When considering the level of the engineering behind this timer, this wiring diagram is not encouraging. If an electrician follows this diagram as drawn, he will wire in a dead short.

Here's why:

Normal electrical schematic convention is to show wiring connections as plain intersections -- usually, but not always with a DOT at the intersection -- and wiring CROSSINGS (no connection) with an inverted "U" or hump in the crossing wire. You can see just such a hump where the pump "COMMON" wire crosses one of the 240V "LINE" connections.

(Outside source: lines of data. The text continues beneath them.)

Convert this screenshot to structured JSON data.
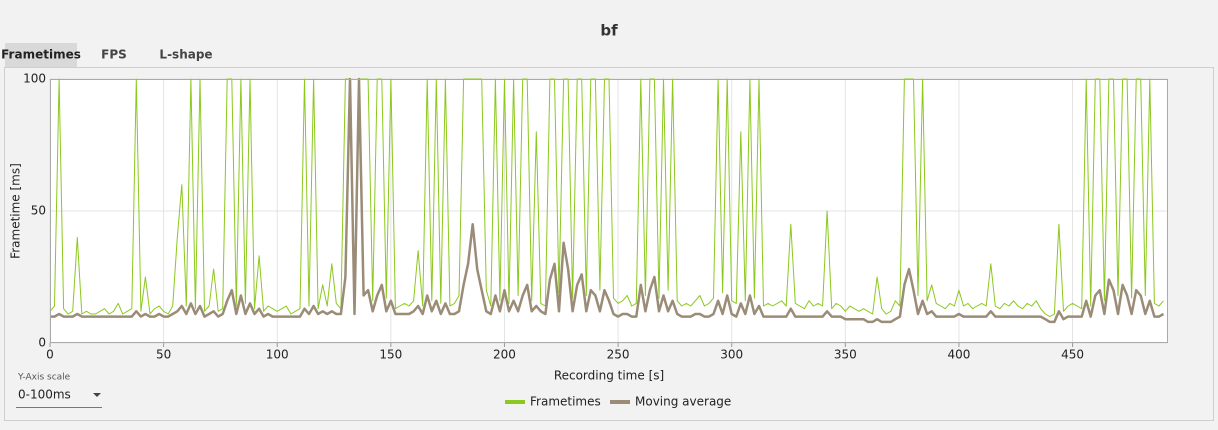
{
  "tabs": [
    "Frametimes",
    "FPS",
    "L-shape"
  ],
  "y_axis_scale": {
    "label": "Y-Axis scale",
    "value": "0-100ms"
  },
  "chart_data": {
    "type": "line",
    "title": "bf",
    "x_label": "Recording time [s]",
    "y_label": "Frametime [ms]",
    "xlim": [
      0,
      492
    ],
    "ylim": [
      0,
      100
    ],
    "xticks": [
      0,
      50,
      100,
      150,
      200,
      250,
      300,
      350,
      400,
      450
    ],
    "yticks": [
      0,
      50,
      100
    ],
    "grid": true,
    "x": [
      0,
      2,
      4,
      6,
      8,
      10,
      12,
      14,
      16,
      18,
      20,
      22,
      24,
      26,
      28,
      30,
      32,
      34,
      36,
      38,
      40,
      42,
      44,
      46,
      48,
      50,
      52,
      54,
      56,
      58,
      60,
      62,
      64,
      66,
      68,
      70,
      72,
      74,
      76,
      78,
      80,
      82,
      84,
      86,
      88,
      90,
      92,
      94,
      96,
      98,
      100,
      102,
      104,
      106,
      108,
      110,
      112,
      114,
      116,
      118,
      120,
      122,
      124,
      126,
      128,
      130,
      132,
      134,
      136,
      138,
      140,
      142,
      144,
      146,
      148,
      150,
      152,
      154,
      156,
      158,
      160,
      162,
      164,
      166,
      168,
      170,
      172,
      174,
      176,
      178,
      180,
      182,
      184,
      186,
      188,
      190,
      192,
      194,
      196,
      198,
      200,
      202,
      204,
      206,
      208,
      210,
      212,
      214,
      216,
      218,
      220,
      222,
      224,
      226,
      228,
      230,
      232,
      234,
      236,
      238,
      240,
      242,
      244,
      246,
      248,
      250,
      252,
      254,
      256,
      258,
      260,
      262,
      264,
      266,
      268,
      270,
      272,
      274,
      276,
      278,
      280,
      282,
      284,
      286,
      288,
      290,
      292,
      294,
      296,
      298,
      300,
      302,
      304,
      306,
      308,
      310,
      312,
      314,
      316,
      318,
      320,
      322,
      324,
      326,
      328,
      330,
      332,
      334,
      336,
      338,
      340,
      342,
      344,
      346,
      348,
      350,
      352,
      354,
      356,
      358,
      360,
      362,
      364,
      366,
      368,
      370,
      372,
      374,
      376,
      378,
      380,
      382,
      384,
      386,
      388,
      390,
      392,
      394,
      396,
      398,
      400,
      402,
      404,
      406,
      408,
      410,
      412,
      414,
      416,
      418,
      420,
      422,
      424,
      426,
      428,
      430,
      432,
      434,
      436,
      438,
      440,
      442,
      444,
      446,
      448,
      450,
      452,
      454,
      456,
      458,
      460,
      462,
      464,
      466,
      468,
      470,
      472,
      474,
      476,
      478,
      480,
      482,
      484,
      486,
      488,
      490
    ],
    "series": [
      {
        "name": "Frametimes",
        "color": "#8cc81e",
        "values": [
          12,
          14,
          100,
          13,
          11,
          12,
          40,
          11,
          12,
          11,
          11,
          12,
          13,
          11,
          12,
          15,
          11,
          12,
          13,
          100,
          12,
          25,
          11,
          13,
          14,
          12,
          11,
          14,
          40,
          60,
          14,
          100,
          13,
          100,
          12,
          14,
          28,
          12,
          13,
          100,
          100,
          14,
          100,
          15,
          100,
          13,
          33,
          12,
          14,
          13,
          12,
          13,
          14,
          11,
          12,
          13,
          100,
          14,
          100,
          13,
          22,
          14,
          30,
          15,
          13,
          100,
          100,
          14,
          100,
          100,
          100,
          16,
          100,
          100,
          17,
          100,
          13,
          14,
          15,
          14,
          16,
          35,
          14,
          100,
          16,
          100,
          15,
          100,
          14,
          15,
          18,
          100,
          100,
          100,
          100,
          100,
          20,
          14,
          100,
          16,
          100,
          15,
          100,
          18,
          100,
          100,
          16,
          80,
          15,
          14,
          100,
          100,
          19,
          100,
          100,
          17,
          100,
          100,
          18,
          100,
          100,
          20,
          100,
          100,
          17,
          15,
          16,
          18,
          14,
          15,
          100,
          18,
          100,
          100,
          17,
          100,
          20,
          100,
          16,
          14,
          15,
          14,
          16,
          18,
          14,
          15,
          17,
          100,
          19,
          100,
          16,
          15,
          80,
          16,
          100,
          17,
          100,
          14,
          15,
          14,
          15,
          16,
          14,
          45,
          15,
          14,
          13,
          16,
          14,
          15,
          14,
          50,
          13,
          15,
          14,
          12,
          14,
          13,
          12,
          13,
          12,
          11,
          25,
          13,
          11,
          12,
          16,
          14,
          100,
          100,
          100,
          18,
          100,
          16,
          22,
          15,
          14,
          13,
          15,
          14,
          20,
          14,
          15,
          13,
          14,
          15,
          14,
          30,
          14,
          13,
          15,
          14,
          16,
          14,
          13,
          15,
          14,
          16,
          13,
          11,
          10,
          11,
          45,
          12,
          14,
          15,
          14,
          13,
          100,
          14,
          100,
          100,
          16,
          100,
          100,
          18,
          100,
          100,
          17,
          100,
          100,
          18,
          100,
          15,
          14,
          16
        ]
      },
      {
        "name": "Moving average",
        "color": "#9b8c78",
        "values": [
          10,
          10,
          11,
          10,
          10,
          10,
          11,
          10,
          10,
          10,
          10,
          10,
          10,
          10,
          10,
          10,
          10,
          10,
          10,
          12,
          10,
          11,
          10,
          10,
          11,
          10,
          10,
          11,
          12,
          14,
          11,
          15,
          11,
          14,
          10,
          11,
          12,
          10,
          11,
          16,
          20,
          11,
          18,
          11,
          15,
          11,
          13,
          10,
          11,
          10,
          10,
          10,
          10,
          10,
          10,
          10,
          13,
          11,
          14,
          11,
          12,
          11,
          12,
          11,
          11,
          25,
          100,
          11,
          100,
          18,
          20,
          12,
          18,
          22,
          12,
          16,
          11,
          11,
          11,
          11,
          12,
          14,
          11,
          18,
          12,
          16,
          11,
          15,
          11,
          11,
          12,
          22,
          30,
          45,
          28,
          20,
          12,
          11,
          18,
          12,
          20,
          12,
          16,
          12,
          18,
          22,
          12,
          14,
          12,
          11,
          24,
          30,
          12,
          38,
          28,
          12,
          22,
          26,
          12,
          20,
          18,
          12,
          20,
          16,
          11,
          10,
          11,
          11,
          10,
          10,
          22,
          12,
          20,
          25,
          12,
          18,
          12,
          16,
          11,
          10,
          10,
          10,
          11,
          11,
          10,
          10,
          11,
          16,
          11,
          18,
          11,
          10,
          15,
          11,
          18,
          11,
          14,
          10,
          10,
          10,
          10,
          10,
          10,
          13,
          10,
          10,
          10,
          10,
          10,
          10,
          10,
          12,
          10,
          10,
          10,
          9,
          9,
          9,
          9,
          9,
          8,
          8,
          9,
          8,
          8,
          8,
          9,
          10,
          22,
          28,
          20,
          11,
          16,
          11,
          12,
          10,
          10,
          10,
          10,
          10,
          11,
          10,
          10,
          10,
          10,
          10,
          10,
          12,
          10,
          10,
          10,
          10,
          10,
          10,
          10,
          10,
          10,
          10,
          10,
          9,
          8,
          8,
          12,
          9,
          10,
          10,
          10,
          10,
          16,
          10,
          18,
          20,
          11,
          24,
          20,
          11,
          22,
          18,
          11,
          20,
          18,
          11,
          16,
          10,
          10,
          11
        ]
      }
    ]
  }
}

There SHOULD be another such inverted "U" at the point the jumper from the #3 terminal to the #5 terminal crosses the #4 terminal. The fact that the engineering staff let this serious wiring error reach publication speaks VERY poorly of the engineering safety and conscientiousness lying behind this unit.

And that's a problem.

With electromechanical units, they tend to to work right, or not at all. By contrast, electronic controls routinely enter the "brain-fried" mode, with erratic or unpredictable output: you've experienced this on your laptop or personal computer if you have used one much at all. On your computer, you just reboot. But, if this electronic timer -- engineered by guys who can't be bothered to get a basic schematic right -- goes into 'brain-fried' mode, you could smoke your pump motor.